Similarly, distributed water “storage” is possible in many parts of the U.S. through a process called aquifer recharge. In this approach, clean water is intentionally diverted to recharge basins, or directly pumped back underground to refill the groundwater aquifer and maintain a balanced supply. Unfortunately, the process of aquifer recharge is still more art than science. Many agricultural districts and urban utilities lack the precision tools to determine how much aquifer recharge is possible, how to locate the optimal places and most efficient methods for recharge, and how to recharge and withdraw water without pulling up contaminants at the same time.
Unfortunately, the U.S. technology portfolio for distributed water generation and distributed water storage is still quite limited. Most of the water treatment technologies available today were developed for large, centralized water treatment systems. They treat huge volumes of water in a slow, steady process to uniform quality standards. In contrast, tomorrow’s water treatment technologies will need to be adaptable to changes in water flow and water composition, and adjustable to produce processed water of different chemistries for different needs.

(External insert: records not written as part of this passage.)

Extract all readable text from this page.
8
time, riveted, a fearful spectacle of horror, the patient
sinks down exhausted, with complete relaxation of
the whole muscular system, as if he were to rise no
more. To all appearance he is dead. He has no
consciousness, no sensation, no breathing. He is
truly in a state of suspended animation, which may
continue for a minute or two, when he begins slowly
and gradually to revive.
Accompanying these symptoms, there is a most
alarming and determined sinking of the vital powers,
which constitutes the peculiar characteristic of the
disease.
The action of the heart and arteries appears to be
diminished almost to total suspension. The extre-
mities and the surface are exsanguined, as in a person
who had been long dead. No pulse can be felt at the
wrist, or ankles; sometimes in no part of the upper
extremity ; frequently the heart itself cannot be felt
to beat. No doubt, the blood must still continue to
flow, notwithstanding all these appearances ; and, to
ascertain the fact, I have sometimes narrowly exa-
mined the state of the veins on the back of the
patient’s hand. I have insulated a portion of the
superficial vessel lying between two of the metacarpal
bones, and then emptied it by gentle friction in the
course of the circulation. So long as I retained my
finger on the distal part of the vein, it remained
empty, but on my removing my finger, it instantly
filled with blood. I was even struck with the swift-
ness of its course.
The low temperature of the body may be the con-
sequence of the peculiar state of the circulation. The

Berkeley Lab scientist Susan Hubbard (right) at a watershed project site in Rifle, CO, where there is a study underway of contaminants in groundwater. Credit: Lawrence Berkeley National Laboratory
And, in order to reliably utilize groundwater as a “rechargeable resource” we will need to develop new technologies to accurately determine where water can most easily percolate back down into the ground, accurately measure how much water was returned, and how it can be withdrawn without mobilizing contaminants. In many respects, our groundwater basins will need to operate like “water batteries” reliably and repeatedly receiving water for storage when it’s available, and returning that water for use when it’s needed.
The future of the energy grid and the water grid could be truly promising if we can innovate to allow these two systems to work together in collaboration. Water generation and water storage can ramp up when energy supplies are abundant, and slow down when energy demands increase. And distributed renewable energy can directly power distributed water treatment, or feed its energy directly onto the grid. These two systems, working in harmony, could give our agricultural, industrial and municipal sectors an increased level of stability and adaptability in a world where climate extremes will become the new normal.
Peter Fiske is Director of the Water-Energy Resilience Research Institute at Lawrence Berkeley National Laboratory. He was Chief Executive Officer of PAX Water Technologies, Inc., which developed ways to use biomimicry and advanced process control hardware and software to create energy efficient technologies for municipal water systems. Fiske received his Ph.D. from Stanford University in Geological and Environmental Sciences with a concentration in Materials Science and Engineering.